I also dedicate this book to the wonderful women in my life, Aracelis, Catherine, Jennifer, Sarah, and Thais (in alphabetical order). Their love and support has been integral to my successes. I love you.
Preface
There are few if any books that deal with waking proper. There are a number of books that describe the control of sleep and the mechanisms behind our sleeping hours. Considering that we spend one-third of our lives asleep, this is an important and essential endeavor. In addition, a number of thorough texts on the etiology and manifestation of a number of sleep disorders are available. These books and others on sleep medicine provide the latest on diagnosis and treatment of many of these debilitating conditions. However, we spend two-thirds of our lives awake, and it is during these hours that we accomplish such things as writing books. It is during waking that we perform great feats and create wonderful things. A number of texts describe attention, selective attention, higher cognitive abilities, and learning and memory, but almost none deals with the concept of being awake and what it takes to stay awake.
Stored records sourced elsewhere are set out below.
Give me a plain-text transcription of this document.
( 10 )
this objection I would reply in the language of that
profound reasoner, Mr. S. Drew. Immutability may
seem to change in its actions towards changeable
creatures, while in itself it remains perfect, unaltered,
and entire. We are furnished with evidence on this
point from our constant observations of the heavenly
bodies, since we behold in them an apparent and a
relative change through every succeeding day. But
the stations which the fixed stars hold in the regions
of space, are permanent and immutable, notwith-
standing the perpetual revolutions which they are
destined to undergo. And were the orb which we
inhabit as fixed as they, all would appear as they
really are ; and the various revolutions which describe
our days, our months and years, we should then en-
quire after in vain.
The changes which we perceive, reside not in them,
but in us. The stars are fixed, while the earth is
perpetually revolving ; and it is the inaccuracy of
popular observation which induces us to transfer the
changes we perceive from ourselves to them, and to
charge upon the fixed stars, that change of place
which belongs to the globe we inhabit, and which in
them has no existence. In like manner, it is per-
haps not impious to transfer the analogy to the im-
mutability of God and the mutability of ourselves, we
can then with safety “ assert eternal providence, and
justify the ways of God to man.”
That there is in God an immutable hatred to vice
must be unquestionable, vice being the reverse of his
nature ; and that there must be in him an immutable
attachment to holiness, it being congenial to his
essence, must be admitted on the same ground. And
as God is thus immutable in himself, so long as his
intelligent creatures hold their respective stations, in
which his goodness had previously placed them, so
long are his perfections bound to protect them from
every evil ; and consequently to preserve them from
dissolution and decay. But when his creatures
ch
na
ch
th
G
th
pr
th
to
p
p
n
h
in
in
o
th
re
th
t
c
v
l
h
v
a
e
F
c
This gap in knowledge is not surprising since it has only been in the last 57 years that some of the most critical information on the mechanisms behind waking has been revealed. This information forms the core of this book. When we awaken, blood flow to the thalamus and the brain stem increases over the first 15 minutes. It is only later that there are increases in blood flow to the frontal cortex. Yet, we wake up as ourselves; it does not take 1520 min to figure out who we are. We are immediately ourselves when we awaken. This suggests that subcortical regions have much to do with our sense of self. In addition, our highest functions are thought to be mediated by fast cortical oscillations, the 40 Hz rhythm, or gamma band oscillations. Yet gamma band activity has been discovered not only in the cortex but also in the hippocampus, cerebellum, basal ganglia, and, now, the reticular activating system (RAS). Not only that, but these are not independent oscillations, they are coherent depending on the task at hand. That is, the activity in cortical and subcortical regions is in synchrony. Under some conditions, gamma activity in subcortical areas even precedes cortical gamma activity.